In his analysis, Unver argues that within the three different legislatures it is possible to observe two major discursive constructions on Turkey’s Kurdish question, one reflecting a statist understanding and focusing on security and terrorism, and the other more emancipatory with an emphasis on the importance of human rights (p. 140). Unver further demonstrates that while the issues of security and terrorism have been the main focus in the GNAT, discussions about the Kurdish question have revolved around “human rights, democratization and excessive force aspects of the conflict” in the American Congress as well as the European Parliament (p. 141). This is an important finding that shows how the Kurdish question is perceived differently in different contexts.

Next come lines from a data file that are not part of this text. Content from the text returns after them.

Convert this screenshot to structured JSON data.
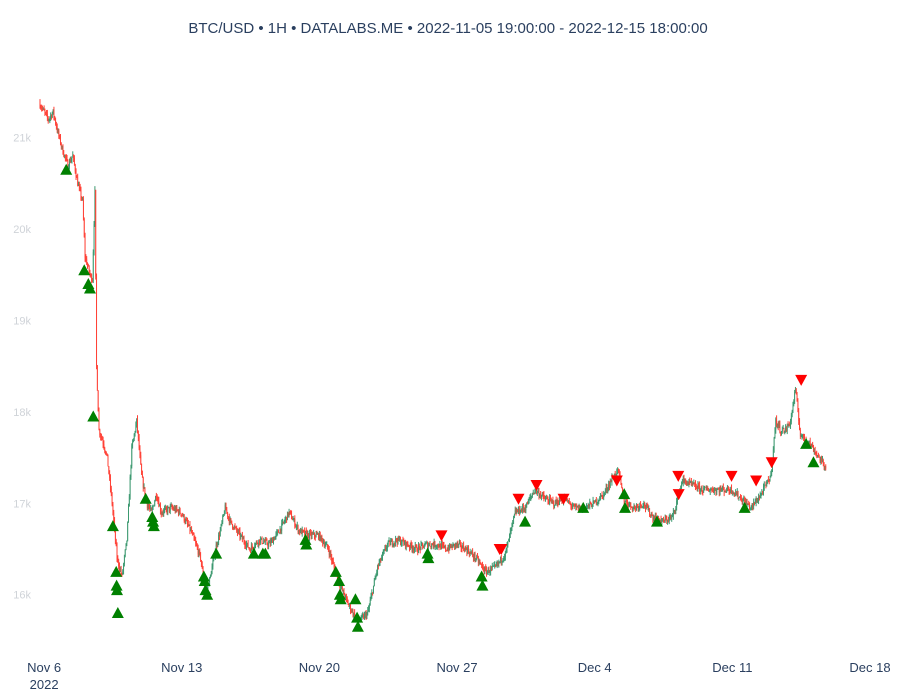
{
  "chart_data": {
    "type": "candlestick",
    "title": "BTC/USD • 1H • DATALABS.ME • 2022-11-05 19:00:00 - 2022-12-15 18:00:00",
    "xlabel": "",
    "ylabel": "",
    "xlim": [
      "2022-11-05 19:00:00",
      "2022-12-18 00:00:00"
    ],
    "ylim": [
      15450,
      21850
    ],
    "grid": false,
    "legend": "none",
    "x_ticks": [
      {
        "date": "2022-11-06",
        "label": "Nov 6",
        "sublabel": "2022"
      },
      {
        "date": "2022-11-13",
        "label": "Nov 13",
        "sublabel": ""
      },
      {
        "date": "2022-11-20",
        "label": "Nov 20",
        "sublabel": ""
      },
      {
        "date": "2022-11-27",
        "label": "Nov 27",
        "sublabel": ""
      },
      {
        "date": "2022-12-04",
        "label": "Dec 4",
        "sublabel": ""
      },
      {
        "date": "2022-12-11",
        "label": "Dec 11",
        "sublabel": ""
      },
      {
        "date": "2022-12-18",
        "label": "Dec 18",
        "sublabel": ""
      }
    ],
    "y_ticks": [
      {
        "value": 16000,
        "label": "16k"
      },
      {
        "value": 17000,
        "label": "17k"
      },
      {
        "value": 18000,
        "label": "18k"
      },
      {
        "value": 19000,
        "label": "19k"
      },
      {
        "value": 20000,
        "label": "20k"
      },
      {
        "value": 21000,
        "label": "21k"
      }
    ],
    "colors": {
      "up": "#3d9970",
      "down": "#ff4136",
      "buy_marker": "#008000",
      "sell_marker": "#ff0000"
    },
    "price_path": [
      [
        "2022-11-05 19:00",
        21380
      ],
      [
        "2022-11-06 00:00",
        21300
      ],
      [
        "2022-11-06 06:00",
        21200
      ],
      [
        "2022-11-06 12:00",
        21280
      ],
      [
        "2022-11-06 18:00",
        21050
      ],
      [
        "2022-11-07 00:00",
        20850
      ],
      [
        "2022-11-07 06:00",
        20700
      ],
      [
        "2022-11-07 12:00",
        20800
      ],
      [
        "2022-11-07 18:00",
        20500
      ],
      [
        "2022-11-08 00:00",
        20300
      ],
      [
        "2022-11-08 03:00",
        19700
      ],
      [
        "2022-11-08 06:00",
        19600
      ],
      [
        "2022-11-08 09:00",
        19500
      ],
      [
        "2022-11-08 12:00",
        19450
      ],
      [
        "2022-11-08 15:00",
        20400
      ],
      [
        "2022-11-08 17:00",
        18500
      ],
      [
        "2022-11-08 20:00",
        17800
      ],
      [
        "2022-11-09 00:00",
        17700
      ],
      [
        "2022-11-09 06:00",
        17500
      ],
      [
        "2022-11-09 12:00",
        17000
      ],
      [
        "2022-11-09 18:00",
        16400
      ],
      [
        "2022-11-10 00:00",
        16200
      ],
      [
        "2022-11-10 06:00",
        16600
      ],
      [
        "2022-11-10 12:00",
        17600
      ],
      [
        "2022-11-10 18:00",
        17900
      ],
      [
        "2022-11-11 00:00",
        17300
      ],
      [
        "2022-11-11 06:00",
        17000
      ],
      [
        "2022-11-11 12:00",
        16900
      ],
      [
        "2022-11-11 18:00",
        17100
      ],
      [
        "2022-11-12 00:00",
        16900
      ],
      [
        "2022-11-12 12:00",
        16950
      ],
      [
        "2022-11-13 00:00",
        16900
      ],
      [
        "2022-11-13 12:00",
        16700
      ],
      [
        "2022-11-14 00:00",
        16400
      ],
      [
        "2022-11-14 06:00",
        16000
      ],
      [
        "2022-11-14 12:00",
        16200
      ],
      [
        "2022-11-14 18:00",
        16500
      ],
      [
        "2022-11-15 00:00",
        16700
      ],
      [
        "2022-11-15 06:00",
        16950
      ],
      [
        "2022-11-15 12:00",
        16800
      ],
      [
        "2022-11-16 00:00",
        16650
      ],
      [
        "2022-11-16 12:00",
        16500
      ],
      [
        "2022-11-17 00:00",
        16600
      ],
      [
        "2022-11-17 12:00",
        16550
      ],
      [
        "2022-11-18 00:00",
        16700
      ],
      [
        "2022-11-18 12:00",
        16900
      ],
      [
        "2022-11-19 00:00",
        16700
      ],
      [
        "2022-11-19 12:00",
        16650
      ],
      [
        "2022-11-20 00:00",
        16650
      ],
      [
        "2022-11-20 12:00",
        16500
      ],
      [
        "2022-11-21 00:00",
        16150
      ],
      [
        "2022-11-21 12:00",
        15900
      ],
      [
        "2022-11-22 00:00",
        15700
      ],
      [
        "2022-11-22 12:00",
        15800
      ],
      [
        "2022-11-23 00:00",
        16300
      ],
      [
        "2022-11-23 12:00",
        16550
      ],
      [
        "2022-11-24 00:00",
        16600
      ],
      [
        "2022-11-24 12:00",
        16550
      ],
      [
        "2022-11-25 00:00",
        16500
      ],
      [
        "2022-11-25 12:00",
        16550
      ],
      [
        "2022-11-26 00:00",
        16550
      ],
      [
        "2022-11-26 12:00",
        16500
      ],
      [
        "2022-11-27 00:00",
        16550
      ],
      [
        "2022-11-27 12:00",
        16500
      ],
      [
        "2022-11-28 00:00",
        16400
      ],
      [
        "2022-11-28 12:00",
        16250
      ],
      [
        "2022-11-29 00:00",
        16300
      ],
      [
        "2022-11-29 12:00",
        16450
      ],
      [
        "2022-11-30 00:00",
        16900
      ],
      [
        "2022-11-30 12:00",
        16950
      ],
      [
        "2022-12-01 00:00",
        17150
      ],
      [
        "2022-12-01 12:00",
        17050
      ],
      [
        "2022-12-02 00:00",
        17000
      ],
      [
        "2022-12-02 12:00",
        17050
      ],
      [
        "2022-12-03 00:00",
        16950
      ],
      [
        "2022-12-03 12:00",
        16950
      ],
      [
        "2022-12-04 00:00",
        17000
      ],
      [
        "2022-12-04 12:00",
        17100
      ],
      [
        "2022-12-05 00:00",
        17300
      ],
      [
        "2022-12-05 06:00",
        17350
      ],
      [
        "2022-12-05 12:00",
        17050
      ],
      [
        "2022-12-06 00:00",
        16950
      ],
      [
        "2022-12-06 12:00",
        17000
      ],
      [
        "2022-12-07 00:00",
        16850
      ],
      [
        "2022-12-07 12:00",
        16800
      ],
      [
        "2022-12-08 00:00",
        16850
      ],
      [
        "2022-12-08 12:00",
        17250
      ],
      [
        "2022-12-09 00:00",
        17200
      ],
      [
        "2022-12-09 12:00",
        17150
      ],
      [
        "2022-12-10 00:00",
        17150
      ],
      [
        "2022-12-10 12:00",
        17150
      ],
      [
        "2022-12-11 00:00",
        17150
      ],
      [
        "2022-12-11 12:00",
        17050
      ],
      [
        "2022-12-12 00:00",
        16950
      ],
      [
        "2022-12-12 12:00",
        17100
      ],
      [
        "2022-12-13 00:00",
        17300
      ],
      [
        "2022-12-13 06:00",
        17900
      ],
      [
        "2022-12-13 12:00",
        17800
      ],
      [
        "2022-12-13 18:00",
        17800
      ],
      [
        "2022-12-14 00:00",
        17900
      ],
      [
        "2022-12-14 06:00",
        18250
      ],
      [
        "2022-12-14 12:00",
        17750
      ],
      [
        "2022-12-14 18:00",
        17700
      ],
      [
        "2022-12-15 00:00",
        17650
      ],
      [
        "2022-12-15 18:00",
        17400
      ]
    ],
    "buy_signals": [
      [
        "2022-11-07 03:00",
        20650
      ],
      [
        "2022-11-08 01:00",
        19550
      ],
      [
        "2022-11-08 06:00",
        19400
      ],
      [
        "2022-11-08 08:00",
        19350
      ],
      [
        "2022-11-08 12:00",
        17950
      ],
      [
        "2022-11-09 12:00",
        16750
      ],
      [
        "2022-11-09 16:00",
        16250
      ],
      [
        "2022-11-09 16:30",
        16100
      ],
      [
        "2022-11-09 17:00",
        16050
      ],
      [
        "2022-11-09 18:00",
        15800
      ],
      [
        "2022-11-11 04:00",
        17050
      ],
      [
        "2022-11-11 12:00",
        16850
      ],
      [
        "2022-11-11 13:00",
        16800
      ],
      [
        "2022-11-11 14:00",
        16750
      ],
      [
        "2022-11-14 03:00",
        16200
      ],
      [
        "2022-11-14 04:00",
        16150
      ],
      [
        "2022-11-14 05:00",
        16050
      ],
      [
        "2022-11-14 07:00",
        16000
      ],
      [
        "2022-11-14 18:00",
        16450
      ],
      [
        "2022-11-16 16:00",
        16450
      ],
      [
        "2022-11-17 03:00",
        16450
      ],
      [
        "2022-11-17 06:00",
        16450
      ],
      [
        "2022-11-19 07:00",
        16600
      ],
      [
        "2022-11-19 08:00",
        16550
      ],
      [
        "2022-11-20 20:00",
        16250
      ],
      [
        "2022-11-21 00:00",
        16150
      ],
      [
        "2022-11-21 01:00",
        16000
      ],
      [
        "2022-11-21 02:00",
        15950
      ],
      [
        "2022-11-21 20:00",
        15950
      ],
      [
        "2022-11-21 22:00",
        15750
      ],
      [
        "2022-11-21 23:00",
        15650
      ],
      [
        "2022-11-25 12:00",
        16450
      ],
      [
        "2022-11-25 13:00",
        16400
      ],
      [
        "2022-11-28 06:00",
        16200
      ],
      [
        "2022-11-28 07:00",
        16100
      ],
      [
        "2022-11-30 11:00",
        16800
      ],
      [
        "2022-12-03 10:00",
        16950
      ],
      [
        "2022-12-05 12:00",
        17100
      ],
      [
        "2022-12-05 13:00",
        16950
      ],
      [
        "2022-12-07 04:00",
        16800
      ],
      [
        "2022-12-11 15:00",
        16950
      ],
      [
        "2022-12-14 18:00",
        17650
      ],
      [
        "2022-12-15 03:00",
        17450
      ]
    ],
    "sell_signals": [
      [
        "2022-11-26 05:00",
        16650
      ],
      [
        "2022-11-29 04:00",
        16500
      ],
      [
        "2022-11-29 06:00",
        16500
      ],
      [
        "2022-11-30 03:00",
        17050
      ],
      [
        "2022-12-01 01:00",
        17200
      ],
      [
        "2022-12-02 10:00",
        17050
      ],
      [
        "2022-12-05 03:00",
        17250
      ],
      [
        "2022-12-08 06:00",
        17300
      ],
      [
        "2022-12-08 06:30",
        17100
      ],
      [
        "2022-12-10 23:00",
        17300
      ],
      [
        "2022-12-12 05:00",
        17250
      ],
      [
        "2022-12-13 00:00",
        17450
      ],
      [
        "2022-12-14 12:00",
        18350
      ]
    ]
  }
}
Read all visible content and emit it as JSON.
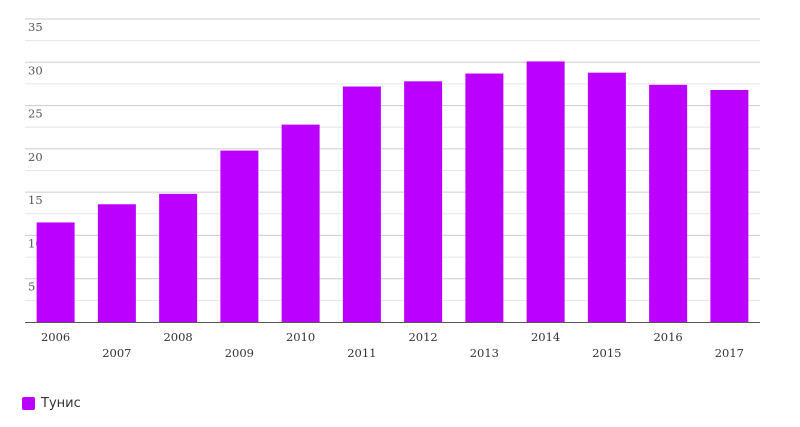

In chapter four, Unver provides a “Concluding Comparative Analysis” of the previous chapters. This section is also very helpful as a summary of the book’s main arguments. Here, Unver discusses the discursive patterns that he observes in the GNAT, the American Congress, and the European Parliament and comes up with a number of interesting conclusions. However, it would have been great if the reader could have also gotten a similarly detailed analysis of the discursive constructions about the Kurdish question during the Justice and Development Party’s (JDP) tenure. The book’s focus is on the 1990s. That is why the JDP only appears in the Epilogue chapter, where the recent developments about Turkey’s Kurdish question are summarized—and summarized well. Yet, a reference to the recent developments keeps the reader yearning for a similarly rich analysis of the discursive constructions and perceptions on the Kurdish question during the JDP’s tenure. A comparison between the 1990s and the 2000s would surely present interesting findings in connection to the book’s main arguments.

Both at the beginning of the book and in his conclusion, Unver argues that the failure to resolve the Kurdish question in Turkey is closely connected to the misdefinition/poor definition of the problem. Thus, a strong idea that he promotes is that once the Kurdish question is properly defined, the likelihood of resolving it will increase. Although this seems like a convincing argument, it is not sufficiently clear in the book how Unver’s demonstration of a variety of different discourses and perceptions about the Kurdish question would contribute to the resolution of the issue. Since this is one of the most important arguments that Unver makes, it would have been much better if he had discussed this connection further.

All in all, this is a book with interesting data and rich analysis of the discursive constructions and perceptions of Turkey’s Kurdish question. However, from time to time it leaves the reader wanting more in terms of data, method, and analysis.